Miscigenação não resulta automaticamente em igualdade
O hibridismo cultural que é herança brasileira começa a fazer cada vez mais parte também das nações do hemisfério norte, mesmo grande parte delas tentando impedir que isso aconteça. O Brasil, multicultural, infelizmente também é palco da ironia. Como um país tão miscigenado relata casos de agressão e ódio entre seu próprio povo em relação a imigrantes haitianos, cubanos e bolivianos?
Há esperança?
“Você leva no mínimo um século para mudar essa visão, é um processo gigantesco. Eu entendo que no momento que a gente pode falar sobre isso, o processo de mudança já começou. Fazer o outro repensar sobre isso. O que é feio? O que é bonito?” comenta Germana.
A doutora exemplifica a questão utilizando o caso da língua brasileira. “Nosso idioma seria alguma língua indígena que a gente não sabe. Podia ser potiguara, caingangue, eu nem sei qual é a minha língua”, enfatiza. Para ela, isto interfere na identidade do povo. Os brasileiros se apegam a outros elementos. Preferem acreditar-se descendentes de italianos, alemães, etc. “Mas e do escravo? Alguém diz que é descendente de escravo?
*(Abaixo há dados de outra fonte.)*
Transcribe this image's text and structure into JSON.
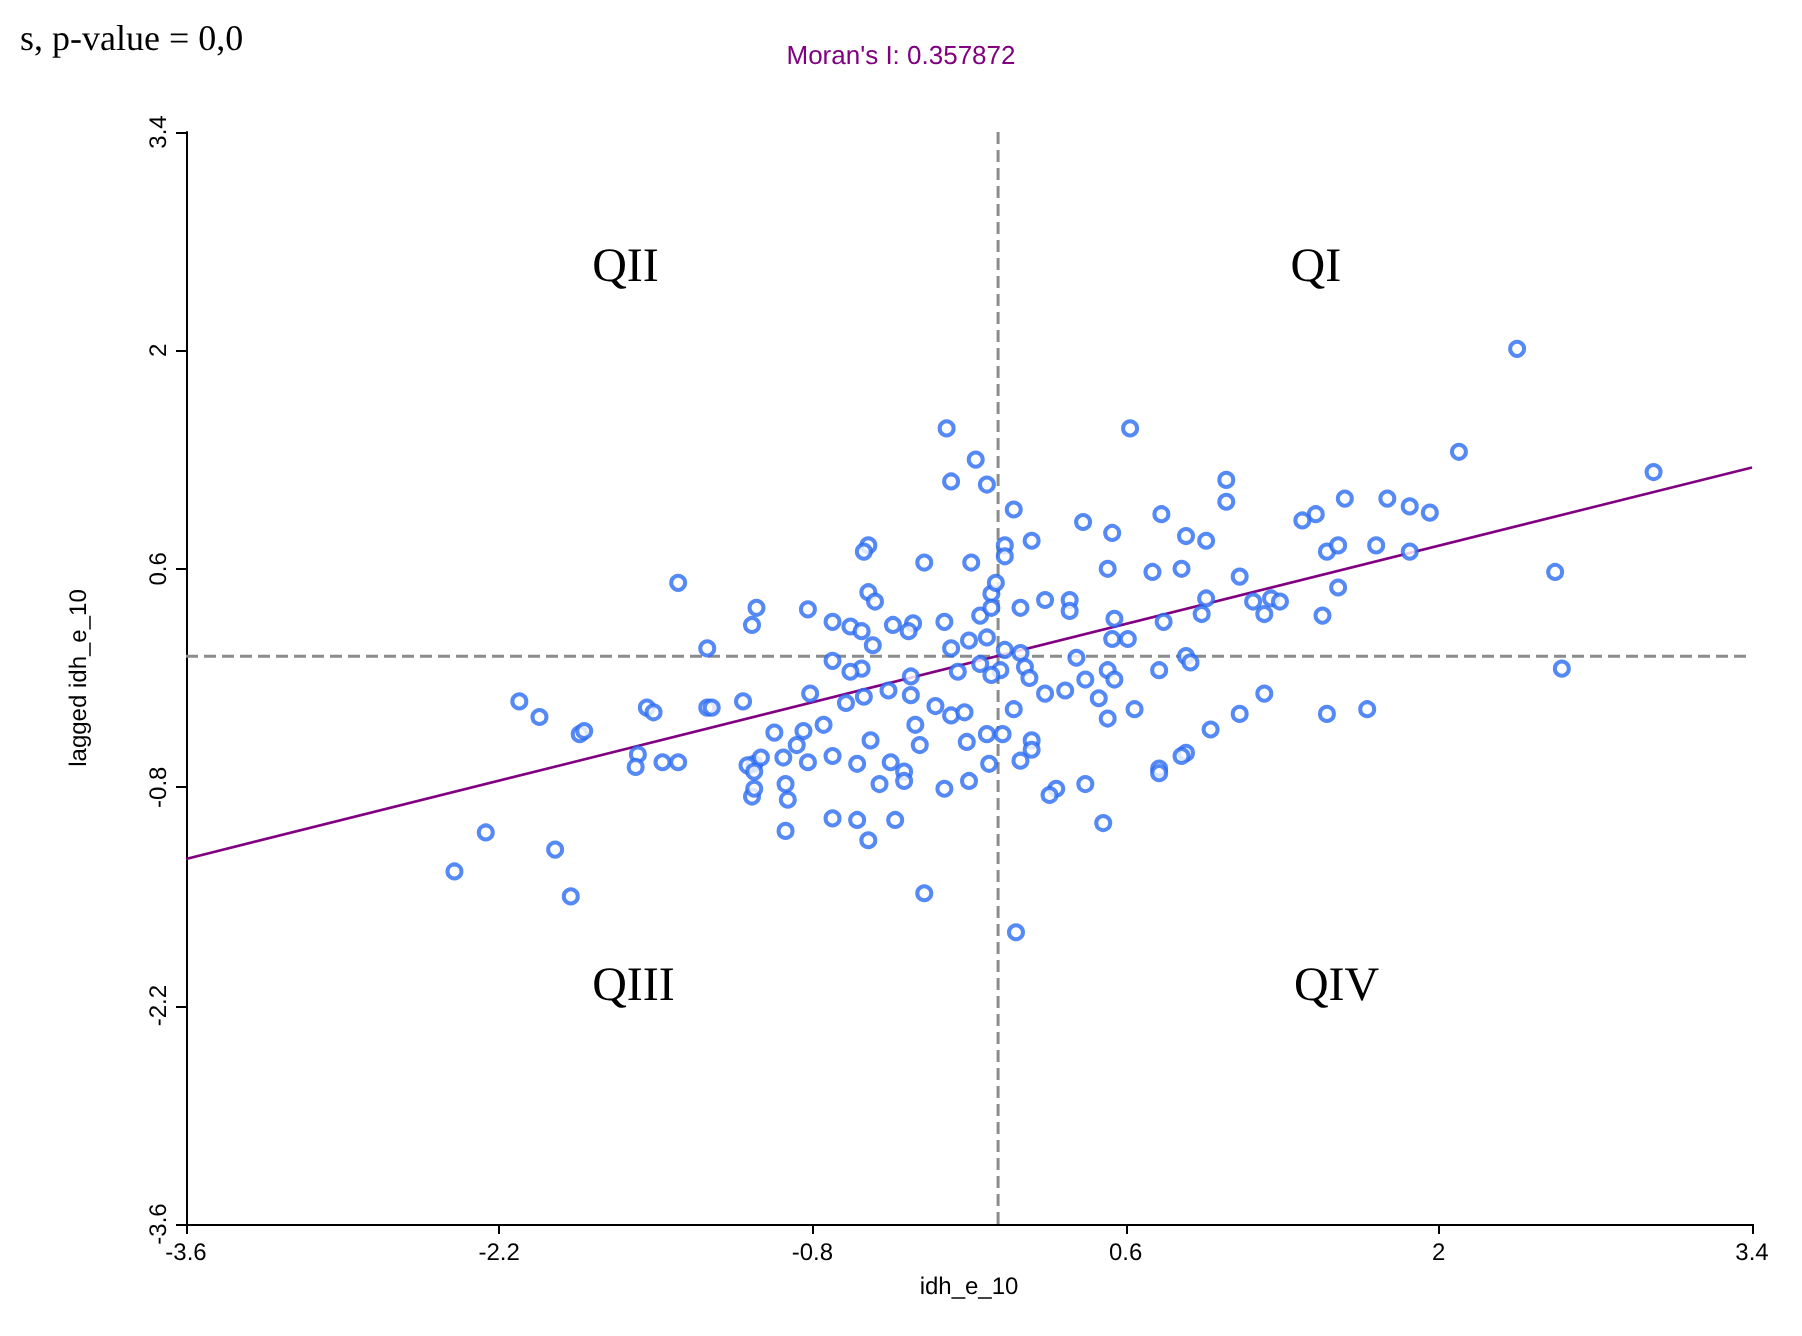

Eu sou brasileira, portanto, sou o fruto de vários povos”, reflete.
O próximo bode-expiatório
A última grande repercussão nacional aconteceu no dia 13 de outubro, dia em que o Ministério da Justiça foi apoiado e atacado (simultaneamente) devido a uma campanha contra a xenofobia. A peça publicitária estampava um jovem negro com a seguinte mensagem: “Meu avô é angolano, meu bisavô é ganês. Brasil, a imigração está no nosso sangue. Matheus Gomes | 18 anos.” A mensagem foi ponto de partida para milhares de comentários a respeito da escravidão no Brasil. E, do mesmo modo que alguns saíram em defesa ao direito dos negros, houve os que rebateram a ação. Trataram o assunto de forma crítica, fazendo parecer que o discurso era uma espécie de teoria da conspiração. Reinaldo Azevedo, por exemplo, partiu deste viés ao abordar a questão em sua coluna online na Veja .
Talvez o deslize tivesse sido menor se ele tivesse se atentado à legenda da foto da propaganda: “Há cinco séculos, imigrantes de todas as partes do mundo ajudam a construir nosso país”. Se o objetivo era lutar contra a xenofobia, a primeira impressão não foi nada boa. Mas se houve alguma validade na ação é o fato de que a discussão não acabou. No fundo, ela apenas engatinha.
Carlos Eduardo Lins da Silva, em seu texto publicado em 08/09/2015 na edição 867 do Observatório da Imprensa , questiona o papel da mídia nesses conflitos. Será que ela (a mídia) é capaz de prever e antecipar tais problemas sociais? É possível prevenir tais conflitos? E se sim, pode realmente mudar o rumo dos acontecimentos?
Essas perguntas soam quase que retóricas e ficam soltas pelo ar. E é sobre isso que a nossa edição dessa quinzena quer fazer você parar para refletir.